What does this mean for me as a teacher?  It means homework will be connected to their classroom learning and the work I assign will help reinforce and practice skills.  It means that for everything I plan outside of school, I'm going to carefully judge what that might look like for all kids - kids who go to the youth resource center or kids who go straight home, or kids who want to stay in my classroom after school. 

#6.  I will help find solutions to challenges that your child might face as a student.  There are a hundred ways to say that adolescence is a period of storm and stress. Much of their stressors will be markedly social like broken friendships or no friendships or questionable friendships.  Chock one up for social and physical awkwardness too.  Your kid might get bullied, feel pressured, or isolated.  There will be tears over too much homework or work is too easy and inexplicable tantrums and irrational worrying.  There's the fact that your child has the capacity to be rational, but prefers to spend 90% of their time being irrational. And all of these things are normal even though it feels new almost every time and I guess it's cause the kids are new to it and experience these kinds of stressors differently.

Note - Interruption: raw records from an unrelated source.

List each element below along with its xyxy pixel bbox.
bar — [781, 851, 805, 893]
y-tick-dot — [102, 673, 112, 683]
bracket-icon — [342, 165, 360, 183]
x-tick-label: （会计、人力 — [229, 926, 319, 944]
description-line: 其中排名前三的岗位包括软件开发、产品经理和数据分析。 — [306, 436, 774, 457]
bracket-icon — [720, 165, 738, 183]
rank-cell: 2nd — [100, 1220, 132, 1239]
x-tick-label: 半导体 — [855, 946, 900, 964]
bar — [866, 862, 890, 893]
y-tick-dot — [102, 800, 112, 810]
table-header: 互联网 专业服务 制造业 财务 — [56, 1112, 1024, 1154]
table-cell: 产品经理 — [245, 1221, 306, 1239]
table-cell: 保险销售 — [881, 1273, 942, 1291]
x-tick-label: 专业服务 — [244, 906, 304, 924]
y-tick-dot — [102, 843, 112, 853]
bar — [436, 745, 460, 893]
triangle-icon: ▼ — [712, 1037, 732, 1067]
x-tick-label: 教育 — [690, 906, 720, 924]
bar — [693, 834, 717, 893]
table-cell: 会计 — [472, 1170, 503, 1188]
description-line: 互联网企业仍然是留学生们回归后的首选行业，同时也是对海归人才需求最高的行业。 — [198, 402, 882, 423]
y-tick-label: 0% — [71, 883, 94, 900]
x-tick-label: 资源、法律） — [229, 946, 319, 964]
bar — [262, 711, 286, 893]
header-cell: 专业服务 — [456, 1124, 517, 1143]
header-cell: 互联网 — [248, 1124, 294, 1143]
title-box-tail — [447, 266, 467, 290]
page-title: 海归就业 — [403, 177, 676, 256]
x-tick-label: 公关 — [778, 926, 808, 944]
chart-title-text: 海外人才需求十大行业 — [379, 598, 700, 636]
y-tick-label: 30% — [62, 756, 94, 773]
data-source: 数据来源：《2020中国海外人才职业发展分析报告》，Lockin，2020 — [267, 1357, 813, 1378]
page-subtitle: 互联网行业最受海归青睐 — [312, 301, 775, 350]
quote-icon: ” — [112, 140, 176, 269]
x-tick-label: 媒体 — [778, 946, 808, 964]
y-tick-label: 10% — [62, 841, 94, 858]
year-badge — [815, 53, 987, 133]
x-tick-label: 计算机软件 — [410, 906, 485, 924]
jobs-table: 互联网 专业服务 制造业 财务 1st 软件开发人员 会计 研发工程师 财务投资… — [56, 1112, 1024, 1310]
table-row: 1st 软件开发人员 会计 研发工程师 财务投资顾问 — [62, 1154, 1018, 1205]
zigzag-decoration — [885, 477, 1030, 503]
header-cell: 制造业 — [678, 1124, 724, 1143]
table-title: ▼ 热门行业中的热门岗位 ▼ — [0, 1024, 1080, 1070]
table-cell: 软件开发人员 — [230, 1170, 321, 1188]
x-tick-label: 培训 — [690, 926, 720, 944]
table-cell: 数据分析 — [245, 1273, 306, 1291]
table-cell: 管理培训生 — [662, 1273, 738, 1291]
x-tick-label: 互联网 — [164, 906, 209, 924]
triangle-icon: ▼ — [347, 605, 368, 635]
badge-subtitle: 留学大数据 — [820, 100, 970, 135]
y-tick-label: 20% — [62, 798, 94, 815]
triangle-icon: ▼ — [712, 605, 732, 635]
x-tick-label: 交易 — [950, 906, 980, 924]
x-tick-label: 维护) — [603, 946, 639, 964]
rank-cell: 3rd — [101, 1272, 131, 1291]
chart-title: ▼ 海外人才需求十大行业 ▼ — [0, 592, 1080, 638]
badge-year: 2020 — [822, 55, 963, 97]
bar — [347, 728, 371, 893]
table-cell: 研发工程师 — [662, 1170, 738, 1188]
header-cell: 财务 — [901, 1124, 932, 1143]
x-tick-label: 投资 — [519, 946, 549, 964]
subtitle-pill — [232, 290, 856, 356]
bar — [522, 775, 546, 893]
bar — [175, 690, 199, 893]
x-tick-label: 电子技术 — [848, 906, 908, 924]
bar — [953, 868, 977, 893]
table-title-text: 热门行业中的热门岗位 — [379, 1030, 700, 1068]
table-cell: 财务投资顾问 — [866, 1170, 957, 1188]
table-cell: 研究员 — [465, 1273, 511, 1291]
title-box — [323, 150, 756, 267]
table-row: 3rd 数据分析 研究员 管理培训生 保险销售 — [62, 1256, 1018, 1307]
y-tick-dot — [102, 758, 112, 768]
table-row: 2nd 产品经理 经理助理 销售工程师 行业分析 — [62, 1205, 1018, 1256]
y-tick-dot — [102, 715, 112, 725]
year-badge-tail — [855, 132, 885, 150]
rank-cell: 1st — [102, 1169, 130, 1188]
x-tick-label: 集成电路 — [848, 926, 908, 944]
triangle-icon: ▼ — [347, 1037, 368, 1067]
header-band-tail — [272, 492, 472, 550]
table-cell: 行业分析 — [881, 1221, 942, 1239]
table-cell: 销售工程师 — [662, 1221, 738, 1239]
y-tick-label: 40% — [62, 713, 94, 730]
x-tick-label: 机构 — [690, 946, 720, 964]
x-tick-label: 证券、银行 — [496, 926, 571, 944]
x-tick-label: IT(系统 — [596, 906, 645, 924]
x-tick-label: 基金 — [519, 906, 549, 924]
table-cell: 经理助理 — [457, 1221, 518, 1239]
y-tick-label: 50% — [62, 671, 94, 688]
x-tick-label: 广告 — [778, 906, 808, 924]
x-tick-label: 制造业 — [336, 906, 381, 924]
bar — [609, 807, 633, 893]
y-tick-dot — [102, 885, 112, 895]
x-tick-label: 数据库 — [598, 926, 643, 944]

What does this mean for me as a teacher?  It means I'll listen, refer, and find your child the right guide to help get through those periodic storms.

#7. There's a chance your kid might not like me.  Not everyone can be enthralled or captivated by a middle school teacher. Thankfully there are several other adults in the school that your child will like.

What does this mean for me as a teacher?  It means I won't take it personally.  It means that if your kid ever reports something about me - like I was mean or suspicious or impatient or unjust or confusing or that I yelled (because being stern and firm is yelling to some kids), please believe only 50% of your kid's words until you check it out with me.

#8. I will not undermine your child's intelligence and potential.  Your child is deep.  If there's one thing that bears conditioning and support, it's building confidence and self-reliance so that your child can grow intelligently and learn what s/he is capable of.  Your child is also at the perfect age for social activism and for creative problem solving, and if there's any time to really build on artistic expression, it's now.

What does this mean for me as a teacher?  It means I won't play down current issues of inequities,  media influences, environmental catastrophes, and other political/social problems.  It means that service-projects, narratives, stories, poetry, plays, speeches, music, and improvisation will be integral to learning because these are positive ways to create and build personal expression that's artistic and fun.

#9.  I cannot do this alone.  I've said it before and I know it's a cliche, but it really does take a village.

What does this mean for me as a teacher?  It means I will need you to step up your game. Even if you're already there, consider going the distance.  Collect cell phones and anything portable and electronic and stick to the routine bedtime.  I really don't want to call you to tell you your kid spent first hour drooling on their desk.  Make sleep a priority - 8-10 hours will help your kid recover in time to build new learning muscles.  Reconsider the ebb and flow of your child's involvement in activities - periodic months off from all the hustle of sports and extra-curricular classes seems detrimental to them and to you, but seriously - they're young and life is long.

And finally . . .

I won't number this one because it comes down to the heart.  A packet of sharpened pencils, a Subway or local coffee gift card goes some of the way, but do you know what really matters? What really, really matters? 

Kindness.

A note of thanks, appreciation, or a flower from your garden.  Something simple and free to let me know that you get it. You get that teaching and parenting are demanding, and that through all the disillusionment and super high expectations on both ends, that something dope and cool and magical can happen and that's that your child and my student grows into being this really kind, resilient and independent kid.